Model Selection Guide by Hardware

Hardware	RAM/VRAM	Recommended Model	Tool
Laptop (8GB RAM)	8GB	Llama 3.2 1B (Q4)	Ollama
Desktop (16GB RAM)	16GB	Llama 3.2 3B (Q5)	Ollama
Desktop (32GB RAM)	32GB	Llama 3.1 8B (Q5)	Ollama, llama.cpp
RTX 3060 (12GB)	12GB VRAM	Llama 3.1 8B (Q4)	Ollama (GPU)
RTX 4090 (24GB)	24GB VRAM	Llama 3.1 70B (Q4)	vLLM
A100 (80GB)	80GB VRAM	Llama 3.1 70B (FP16)	vLLM

Practical Tips

Start with Ollama: You can have an LLM running in 5 minutes.
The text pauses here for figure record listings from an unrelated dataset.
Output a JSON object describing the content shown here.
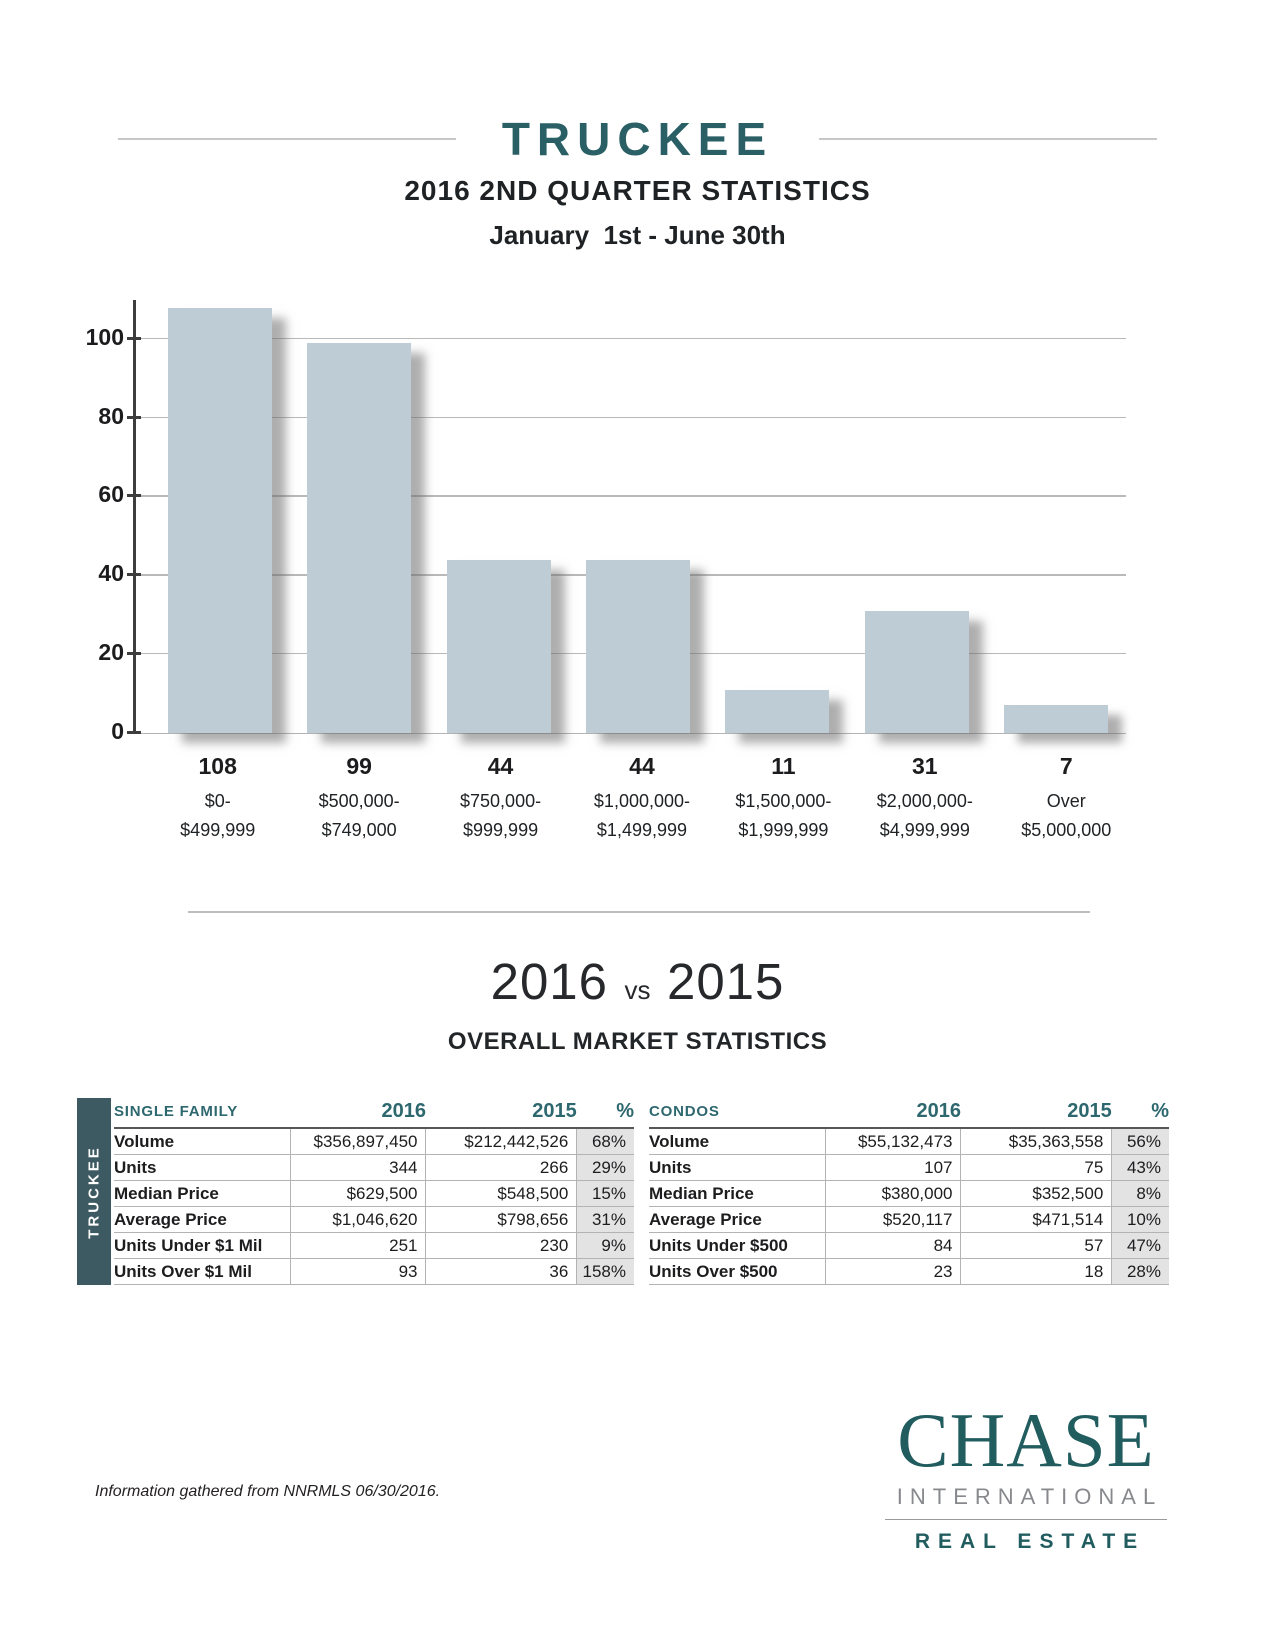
{
  "header": {
    "title": "TRUCKEE",
    "subtitle": "2016 2ND QUARTER STATISTICS",
    "date_range": "January  1st - June 30th"
  },
  "chart_data": {
    "type": "bar",
    "title": "2016 2ND QUARTER STATISTICS",
    "xlabel": "",
    "ylabel": "",
    "ylim": [
      0,
      110
    ],
    "yticks": [
      0,
      20,
      40,
      60,
      80,
      100
    ],
    "grid": true,
    "legend": false,
    "bar_color": "#bdccd5",
    "values": [
      108,
      99,
      44,
      44,
      11,
      31,
      7
    ],
    "categories": [
      {
        "count": "108",
        "range_line1": "$0-",
        "range_line2": "$499,999"
      },
      {
        "count": "99",
        "range_line1": "$500,000-",
        "range_line2": "$749,000"
      },
      {
        "count": "44",
        "range_line1": "$750,000-",
        "range_line2": "$999,999"
      },
      {
        "count": "44",
        "range_line1": "$1,000,000-",
        "range_line2": "$1,499,999"
      },
      {
        "count": "11",
        "range_line1": "$1,500,000-",
        "range_line2": "$1,999,999"
      },
      {
        "count": "31",
        "range_line1": "$2,000,000-",
        "range_line2": "$4,999,999"
      },
      {
        "count": "7",
        "range_line1": "Over",
        "range_line2": "$5,000,000"
      }
    ]
  },
  "comparison": {
    "year_left": "2016",
    "vs_label": "vs",
    "year_right": "2015",
    "subheading": "OVERALL MARKET STATISTICS",
    "region_label": "TRUCKEE",
    "columns": [
      "2016",
      "2015",
      "%"
    ],
    "tables": [
      {
        "name": "SINGLE FAMILY",
        "rows": [
          {
            "label": "Volume",
            "y2016": "$356,897,450",
            "y2015": "$212,442,526",
            "pct": "68%"
          },
          {
            "label": "Units",
            "y2016": "344",
            "y2015": "266",
            "pct": "29%"
          },
          {
            "label": "Median Price",
            "y2016": "$629,500",
            "y2015": "$548,500",
            "pct": "15%"
          },
          {
            "label": "Average Price",
            "y2016": "$1,046,620",
            "y2015": "$798,656",
            "pct": "31%"
          },
          {
            "label": "Units Under $1 Mil",
            "y2016": "251",
            "y2015": "230",
            "pct": "9%"
          },
          {
            "label": "Units Over $1 Mil",
            "y2016": "93",
            "y2015": "36",
            "pct": "158%"
          }
        ]
      },
      {
        "name": "CONDOS",
        "rows": [
          {
            "label": "Volume",
            "y2016": "$55,132,473",
            "y2015": "$35,363,558",
            "pct": "56%"
          },
          {
            "label": "Units",
            "y2016": "107",
            "y2015": "75",
            "pct": "43%"
          },
          {
            "label": "Median Price",
            "y2016": "$380,000",
            "y2015": "$352,500",
            "pct": "8%"
          },
          {
            "label": "Average Price",
            "y2016": "$520,117",
            "y2015": "$471,514",
            "pct": "10%"
          },
          {
            "label": "Units Under $500",
            "y2016": "84",
            "y2015": "57",
            "pct": "47%"
          },
          {
            "label": "Units Over $500",
            "y2016": "23",
            "y2015": "18",
            "pct": "28%"
          }
        ]
      }
    ]
  },
  "footer": {
    "note": "Information gathered from NNRMLS 06/30/2016.",
    "logo": {
      "name": "CHASE",
      "line2": "INTERNATIONAL",
      "line3": "REAL ESTATE"
    }
  },
  "colors": {
    "brand_teal": "#2a5f66",
    "logo_teal": "#215c5f",
    "bar_fill": "#bdccd5",
    "region_tab_bg": "#3d5961",
    "pct_column_bg": "#e3e3e4"
  }
}
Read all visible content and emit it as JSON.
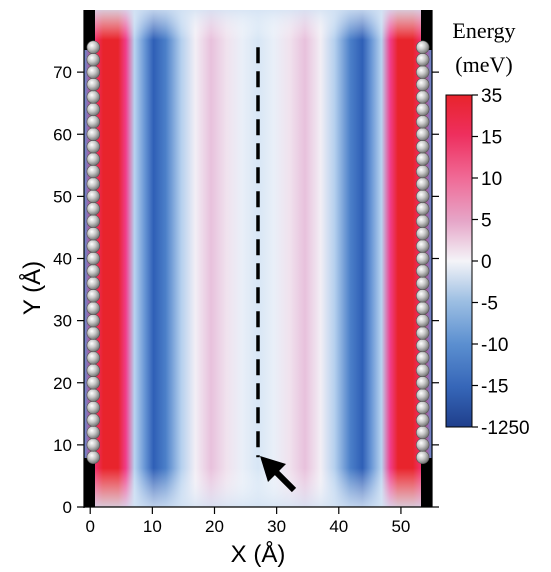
{
  "chart_data": {
    "type": "heatmap",
    "xlabel": "X (Å)",
    "ylabel": "Y (Å)",
    "xlim": [
      -1,
      55
    ],
    "ylim": [
      0,
      80
    ],
    "x_ticks": [
      0,
      10,
      20,
      30,
      40,
      50
    ],
    "y_ticks": [
      0,
      10,
      20,
      30,
      40,
      50,
      60,
      70
    ],
    "colorbar": {
      "title_line1": "Energy",
      "title_line2": "(meV)",
      "tick_labels": [
        "35",
        "15",
        "10",
        "5",
        "0",
        "-5",
        "-10",
        "-15",
        "-1250"
      ],
      "colors": [
        "#e8242c",
        "#ee2f5e",
        "#f06a96",
        "#e6a6c8",
        "#f4f4f8",
        "#9dbfe3",
        "#5b8fd0",
        "#3666b8",
        "#1f3f8c"
      ],
      "colors_legend": "red = positive (35 meV), white = 0, dark blue = negative (-1250 meV)"
    },
    "features": {
      "atom_chain_left_x": 0.5,
      "atom_chain_right_x": 53.5,
      "atom_chain_y_range": [
        8,
        74
      ],
      "red_band_centers_x": [
        5,
        49
      ],
      "blue_band_centers_x": [
        9.5,
        44.5
      ],
      "pink_band_centers_x": [
        19,
        35
      ],
      "dashed_path": {
        "x": 27,
        "y_start": 74,
        "y_end": 8
      },
      "arrow_pointing_to": {
        "x": 27,
        "y": 8
      }
    }
  }
}
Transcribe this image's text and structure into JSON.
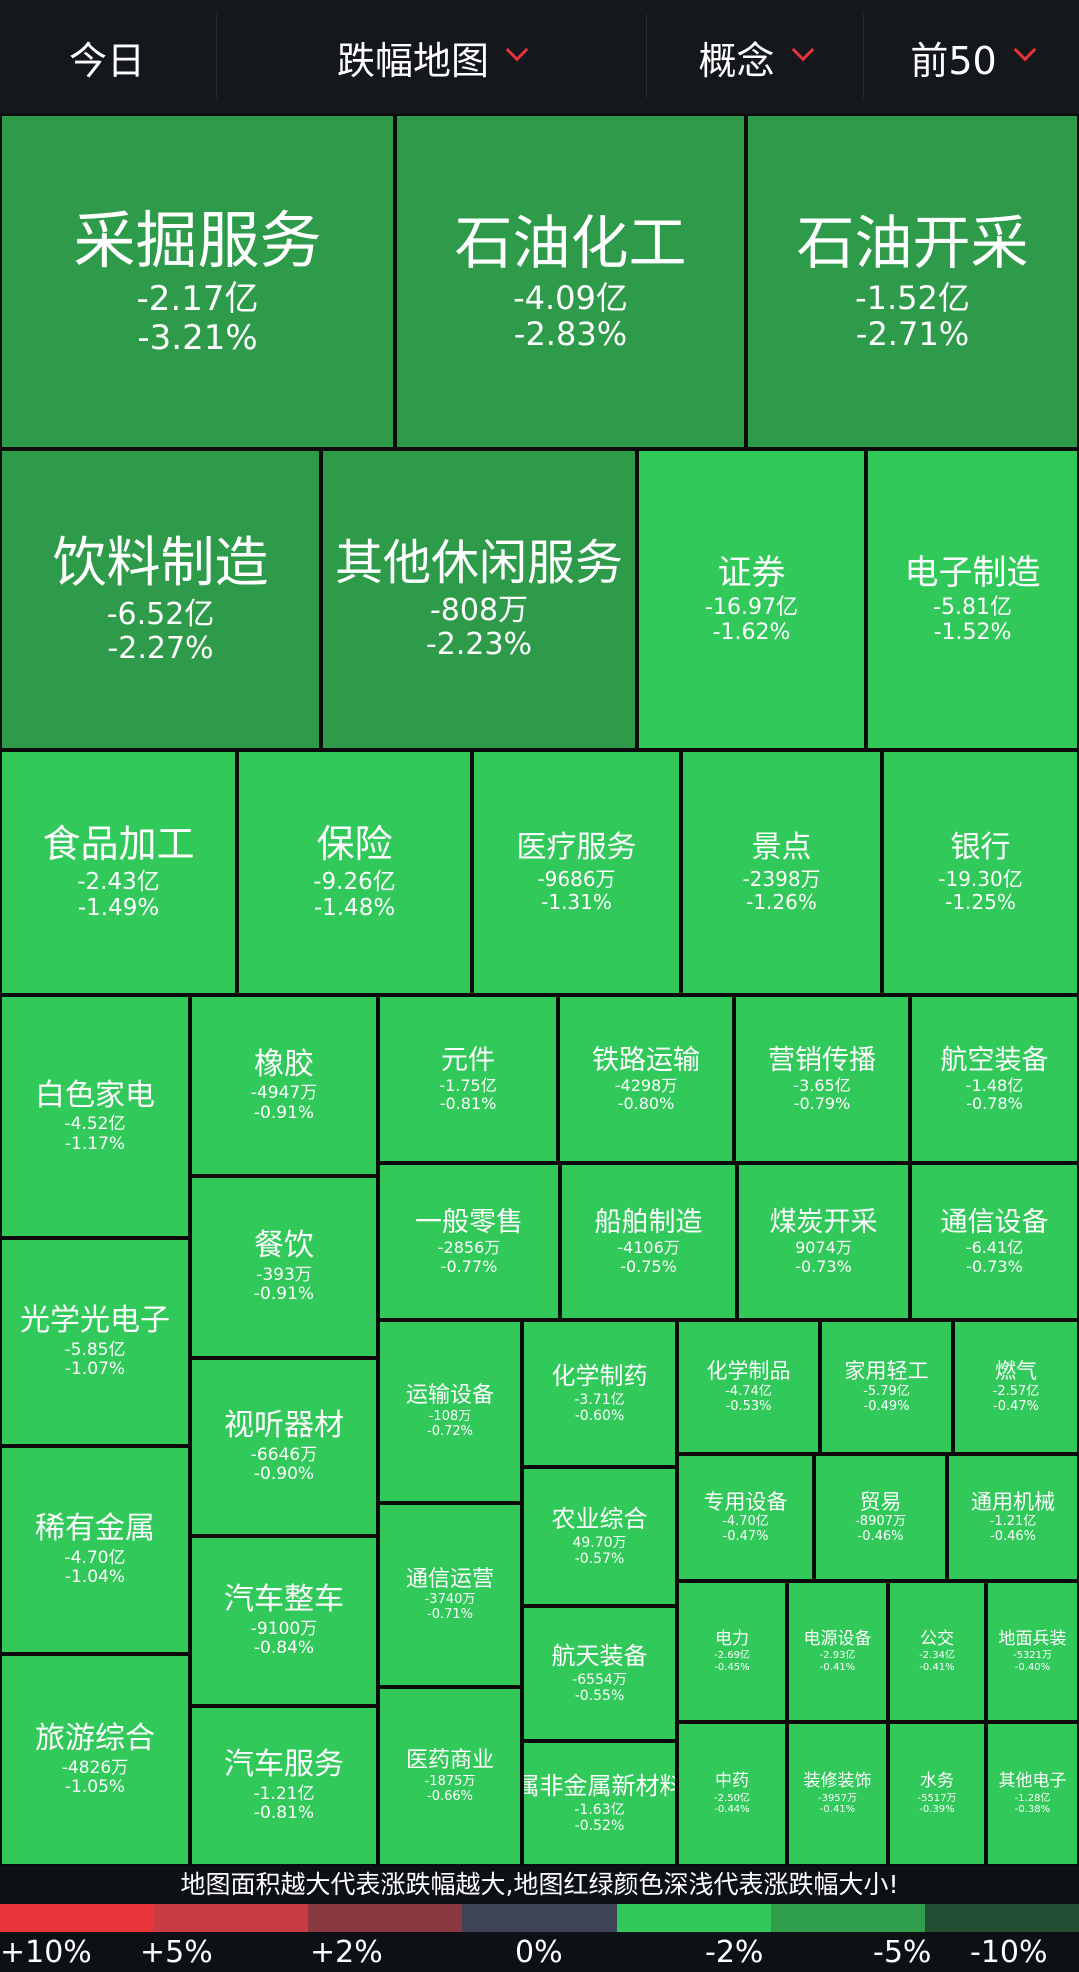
{
  "header": {
    "period": "今日",
    "view": "跌幅地图",
    "category": "概念",
    "top_n": "前50"
  },
  "colors": {
    "dark_green": "#2e9b4a",
    "bright_green": "#31c95a",
    "scale": [
      "#e8353b",
      "#c83a44",
      "#8a3740",
      "#3e4455",
      "#31c95a",
      "#2f9e4b",
      "#244e34"
    ]
  },
  "sectors": [
    {
      "name": "采掘服务",
      "amount": "-2.17亿",
      "change": "-3.21%"
    },
    {
      "name": "石油化工",
      "amount": "-4.09亿",
      "change": "-2.83%"
    },
    {
      "name": "石油开采",
      "amount": "-1.52亿",
      "change": "-2.71%"
    },
    {
      "name": "饮料制造",
      "amount": "-6.52亿",
      "change": "-2.27%"
    },
    {
      "name": "其他休闲服务",
      "amount": "-808万",
      "change": "-2.23%"
    },
    {
      "name": "证券",
      "amount": "-16.97亿",
      "change": "-1.62%"
    },
    {
      "name": "电子制造",
      "amount": "-5.81亿",
      "change": "-1.52%"
    },
    {
      "name": "食品加工",
      "amount": "-2.43亿",
      "change": "-1.49%"
    },
    {
      "name": "保险",
      "amount": "-9.26亿",
      "change": "-1.48%"
    },
    {
      "name": "医疗服务",
      "amount": "-9686万",
      "change": "-1.31%"
    },
    {
      "name": "景点",
      "amount": "-2398万",
      "change": "-1.26%"
    },
    {
      "name": "银行",
      "amount": "-19.30亿",
      "change": "-1.25%"
    },
    {
      "name": "白色家电",
      "amount": "-4.52亿",
      "change": "-1.17%"
    },
    {
      "name": "橡胶",
      "amount": "-4947万",
      "change": "-0.91%"
    },
    {
      "name": "元件",
      "amount": "-1.75亿",
      "change": "-0.81%"
    },
    {
      "name": "铁路运输",
      "amount": "-4298万",
      "change": "-0.80%"
    },
    {
      "name": "营销传播",
      "amount": "-3.65亿",
      "change": "-0.79%"
    },
    {
      "name": "航空装备",
      "amount": "-1.48亿",
      "change": "-0.78%"
    },
    {
      "name": "光学光电子",
      "amount": "-5.85亿",
      "change": "-1.07%"
    },
    {
      "name": "餐饮",
      "amount": "-393万",
      "change": "-0.91%"
    },
    {
      "name": "一般零售",
      "amount": "-2856万",
      "change": "-0.77%"
    },
    {
      "name": "船舶制造",
      "amount": "-4106万",
      "change": "-0.75%"
    },
    {
      "name": "煤炭开采",
      "amount": "9074万",
      "change": "-0.73%"
    },
    {
      "name": "通信设备",
      "amount": "-6.41亿",
      "change": "-0.73%"
    },
    {
      "name": "稀有金属",
      "amount": "-4.70亿",
      "change": "-1.04%"
    },
    {
      "name": "视听器材",
      "amount": "-6646万",
      "change": "-0.90%"
    },
    {
      "name": "运输设备",
      "amount": "-108万",
      "change": "-0.72%"
    },
    {
      "name": "化学制药",
      "amount": "-3.71亿",
      "change": "-0.60%"
    },
    {
      "name": "化学制品",
      "amount": "-4.74亿",
      "change": "-0.53%"
    },
    {
      "name": "家用轻工",
      "amount": "-5.79亿",
      "change": "-0.49%"
    },
    {
      "name": "燃气",
      "amount": "-2.57亿",
      "change": "-0.47%"
    },
    {
      "name": "农业综合",
      "amount": "49.70万",
      "change": "-0.57%"
    },
    {
      "name": "专用设备",
      "amount": "-4.70亿",
      "change": "-0.47%"
    },
    {
      "name": "贸易",
      "amount": "-8907万",
      "change": "-0.46%"
    },
    {
      "name": "通用机械",
      "amount": "-1.21亿",
      "change": "-0.46%"
    },
    {
      "name": "旅游综合",
      "amount": "-4826万",
      "change": "-1.05%"
    },
    {
      "name": "汽车整车",
      "amount": "-9100万",
      "change": "-0.84%"
    },
    {
      "name": "通信运营",
      "amount": "-3740万",
      "change": "-0.71%"
    },
    {
      "name": "航天装备",
      "amount": "-6554万",
      "change": "-0.55%"
    },
    {
      "name": "电力",
      "amount": "-2.69亿",
      "change": "-0.45%"
    },
    {
      "name": "电源设备",
      "amount": "-2.93亿",
      "change": "-0.41%"
    },
    {
      "name": "公交",
      "amount": "-2.34亿",
      "change": "-0.41%"
    },
    {
      "name": "地面兵装",
      "amount": "-5321万",
      "change": "-0.40%"
    },
    {
      "name": "汽车服务",
      "amount": "-1.21亿",
      "change": "-0.81%"
    },
    {
      "name": "医药商业",
      "amount": "-1875万",
      "change": "-0.66%"
    },
    {
      "name": "属非金属新材料",
      "amount": "-1.63亿",
      "change": "-0.52%"
    },
    {
      "name": "中药",
      "amount": "-2.50亿",
      "change": "-0.44%"
    },
    {
      "name": "装修装饰",
      "amount": "-3957万",
      "change": "-0.41%"
    },
    {
      "name": "水务",
      "amount": "-5517万",
      "change": "-0.39%"
    },
    {
      "name": "其他电子",
      "amount": "-1.28亿",
      "change": "-0.38%"
    }
  ],
  "legend": {
    "note": "地图面积越大代表涨跌幅越大,地图红绿颜色深浅代表涨跌幅大小!",
    "labels": [
      "+10%",
      "+5%",
      "+2%",
      "0%",
      "-2%",
      "-5%",
      "-10%"
    ]
  }
}
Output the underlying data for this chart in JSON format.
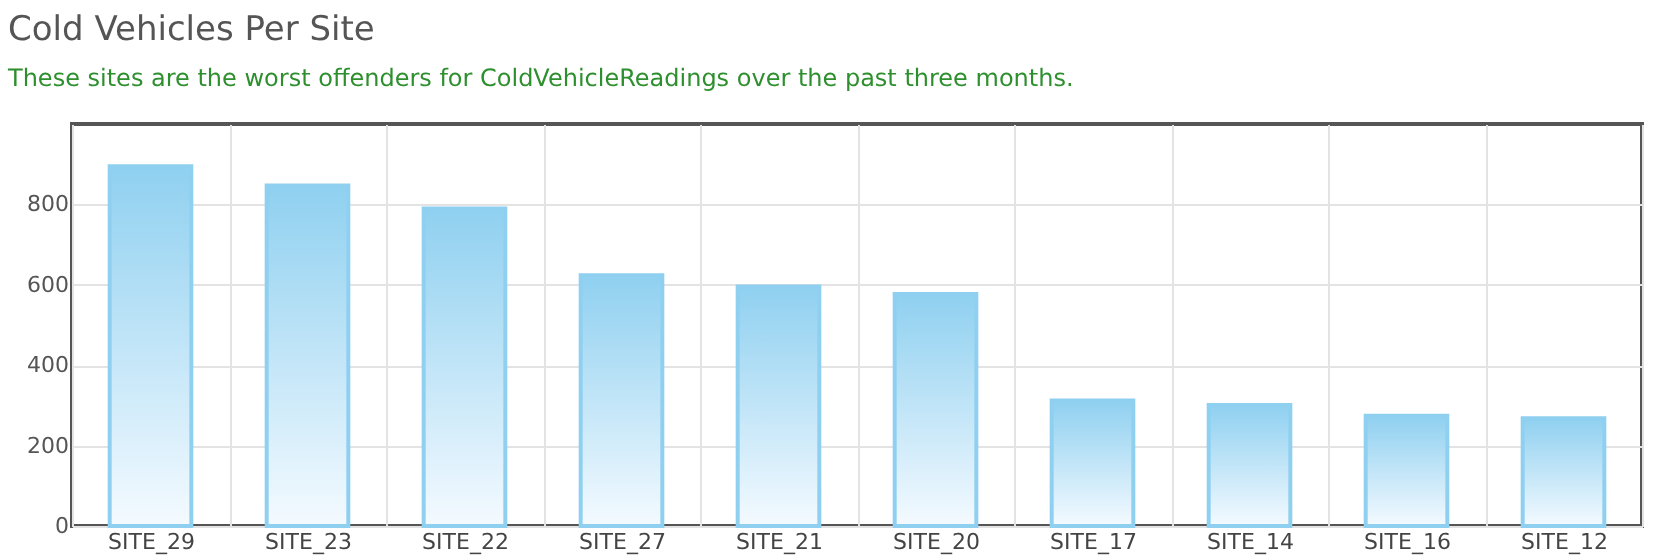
{
  "chart_data": {
    "type": "bar",
    "title": "Cold Vehicles Per Site",
    "subtitle": "These sites are the worst offenders for ColdVehicleReadings over the past three months.",
    "categories": [
      "SITE_29",
      "SITE_23",
      "SITE_22",
      "SITE_27",
      "SITE_21",
      "SITE_20",
      "SITE_17",
      "SITE_14",
      "SITE_16",
      "SITE_12"
    ],
    "values": [
      895,
      847,
      790,
      624,
      596,
      577,
      312,
      301,
      274,
      268
    ],
    "color": "#8fd0f0",
    "ylim": [
      0,
      1000
    ],
    "yticks": [
      0,
      200,
      400,
      600,
      800
    ],
    "grid": true
  }
}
Switch to llama.cpp or vLLM later as needed.
Use Q4_K_M quantization as the default: It offers the best balance of quality and size. If quality isn’t sufficient, step up to Q5_K_M.
Watch your context length: Local models have limited context lengths. Adjust with the num_ctx setting, but note that longer contexts increase memory usage.
Always use your GPU if you have one: It’s 5—20x faster than CPU. Ollama auto-detects GPUs; llama.cpp needs to be built with GGML_CUDA=1.
Quantization quality matters more than model size: An 8B Q5 often produces better results than a 70B Q2.
Look for GGUF format on Hugging Face: Users like TheBloke and bartowski upload various quantized versions.